Kuranı yeterli bulmayıp  Allah resulünden  yedi sekiz nesil sonraları toplanmaya başlanmış, zan içerikli katilik taşımayan, farklı kültürlerin geleneklerinden oluşan  içi mucize ve gayp bilgileri ile doldurularak, her bir anlatımı hadis adı ile  kitaplaştırılan ifadelerin sünnet olarak algılanması  Müslümanlar arasında büyük kopuşlara neden olmuş ve halen bu etkisini sürdürmeye devam etmektedir.
Bu fahiş hataya çok aşırı tepki gösterenler, Kuran’ı önceleme iddiası ile  kendi içinde farklı anlayış içine düşmüşlerdir.! Bu iddiayı dillendirenlerin bir  kısmı sünneti Kuran bütünlüğü içinde ararken, bir kısmı da  Kur’an bütünlüğünden kopuk parçacı yaklaşımlarla Allah resulünün örnekliği rolünü yok sayabilmekteler!.  Kısaca Onu sadece bir elçi konumunda görülebilmekteler!
Kuran’ı önceleyen ve merkeze koyanların büyük çoğunluğu;  Kuran’da hüküm belirten,  ık, anlaşılır net ve muhkem ayetleri  Resulün  eylemleştirmesi, sosyalleştirmesi  hayata uygulamasını sünnet  olarak nitelendirmekteler.
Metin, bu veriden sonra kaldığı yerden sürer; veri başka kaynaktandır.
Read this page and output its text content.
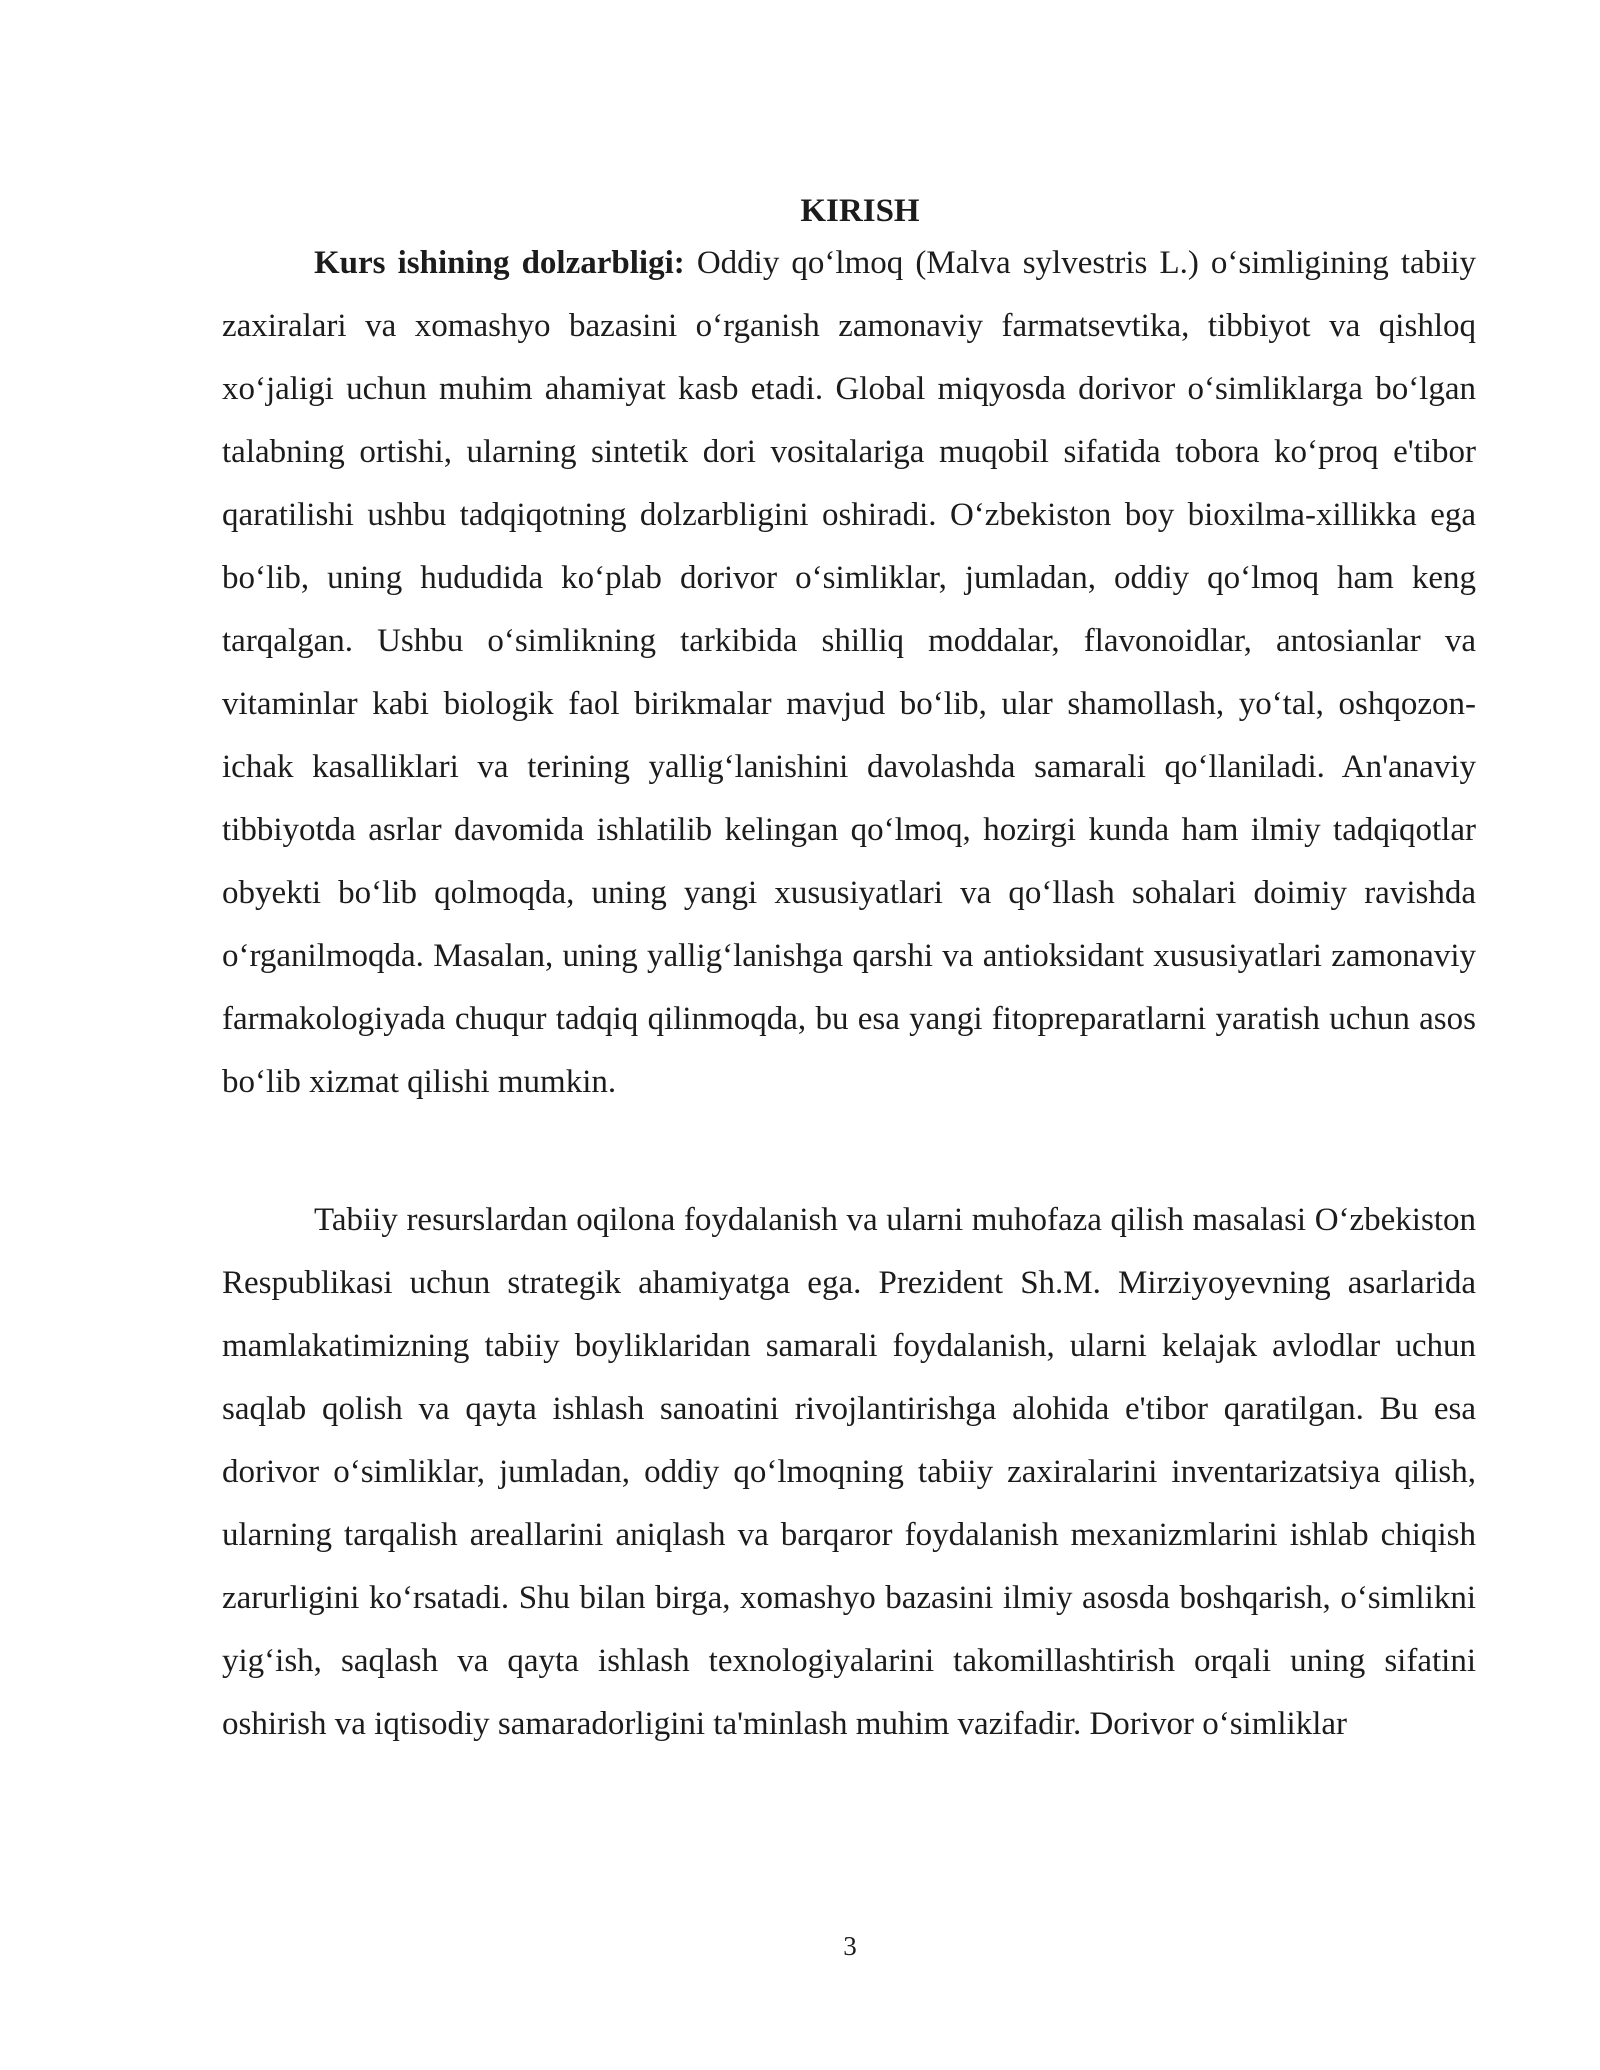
KIRISH

Kurs ishining dolzarbligi: Oddiy qo‘lmoq (Malva sylvestris L.) o‘simligining tabiiy zaxiralari va xomashyo bazasini o‘rganish zamonaviy farmatsevtika, tibbiyot va qishloq xo‘jaligi uchun muhim ahamiyat kasb etadi. Global miqyosda dorivor o‘simliklarga bo‘lgan talabning ortishi, ularning sintetik dori vositalariga muqobil sifatida tobora ko‘proq e'tibor qaratilishi ushbu tadqiqotning dolzarbligini oshiradi. O‘zbekiston boy bioxilma-xillikka ega bo‘lib, uning hududida ko‘plab dorivor o‘simliklar, jumladan, oddiy qo‘lmoq ham keng tarqalgan. Ushbu o‘simlikning tarkibida shilliq moddalar, flavonoidlar, antosianlar va vitaminlar kabi biologik faol birikmalar mavjud bo‘lib, ular shamollash, yo‘tal, oshqozon-ichak kasalliklari va terining yallig‘lanishini davolashda samarali qo‘llaniladi. An'anaviy tibbiyotda asrlar davomida ishlatilib kelingan qo‘lmoq, hozirgi kunda ham ilmiy tadqiqotlar obyekti bo‘lib qolmoqda, uning yangi xususiyatlari va qo‘llash sohalari doimiy ravishda o‘rganilmoqda. Masalan, uning yallig‘lanishga qarshi va antioksidant xususiyatlari zamonaviy farmakologiyada chuqur tadqiq qilinmoqda, bu esa yangi fitopreparatlarni yaratish uchun asos bo‘lib xizmat qilishi mumkin.

Tabiiy resurslardan oqilona foydalanish va ularni muhofaza qilish masalasi O‘zbekiston Respublikasi uchun strategik ahamiyatga ega. Prezident Sh.M. Mirziyoyevning asarlarida mamlakatimizning tabiiy boyliklaridan samarali foydalanish, ularni kelajak avlodlar uchun saqlab qolish va qayta ishlash sanoatini rivojlantirishga alohida e'tibor qaratilgan. Bu esa dorivor o‘simliklar, jumladan, oddiy qo‘lmoqning tabiiy zaxiralarini inventarizatsiya qilish, ularning tarqalish areallarini aniqlash va barqaror foydalanish mexanizmlarini ishlab chiqish zarurligini ko‘rsatadi. Shu bilan birga, xomashyo bazasini ilmiy asosda boshqarish, o‘simlikni yig‘ish, saqlash va qayta ishlash texnologiyalarini takomillashtirish orqali uning sifatini oshirish va iqtisodiy samaradorligini ta'minlash muhim vazifadir. Dorivor o‘simliklar

3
Nitekim resul hüküm belirten vahiy kendisine ulaştıkça onu hayata uygulamış ve sahabesine öğretmiştir. Onlarda çocuklarına. Mesela  Namaz;  vakti, rekatları ve  kılınışı nesilden nesile değişmeden bütün Müslümanlara   ulaştığından  bu sünnet  mümin için kesinliği ifade eder.  Sünnet   Zanni değil kati delillere dayanmalıdır.  Dolayısıyla sünnetin söz üzerinden değil  bir vakıa ve fiil örneğinden gelmesi gerekir. Yüce Allah kitabında  Resulünün  nerelerde  örnek alınmasını ve itaat edilmesi gerektiğini yeterince açıklamıştır.  Resulullahın  insan olarak vahiy öncesi ve vahiy sonrası durumu, bilgi kaynağı, görevi, kendisine yapılan gaybi yardımlar, ayrıcalıklı özel halleri, itaat edilmesi ve hüküm vermesi konusundaki yetki ve sınırları, kendisine yöneltilen uyarı ve ikazları içeren ayetler  yeterli düzeyde olduğundan,  Allah resulünün konumunu ve sünnetinin değerini aydınlatmakta ve anlaşılmasına yardımcı olmaktadır.  Dolayısıyla sünnet Kurana paralel yeni bir anlayış değil, Kitap  tarafından belirlenendir. Görüşünü savunmaktadırlar.. Her müminin iman etmesi gereken ilke,  Kuran’ın üstünde hiçbir kaynak dine yeni bir görüş ve ilke getiremez.  Allah Kuran için;  ık, açıklayıcı, anlaşılır ve yeterli  demesine rağmen onun anlaşılması ve tamamlanması için ayrıca gizli bir vahiy gönderdiğinin iddia edilmesi  zaten Kuranın kendisine tezattır. Allah böyle tezatlıklardan beridir. Resul ise Allah’ın sözü üzerine  asla söz söylemez.  Onun örnekliği Kuranın bir emridir. Yaklaşımını sergilemektedirler.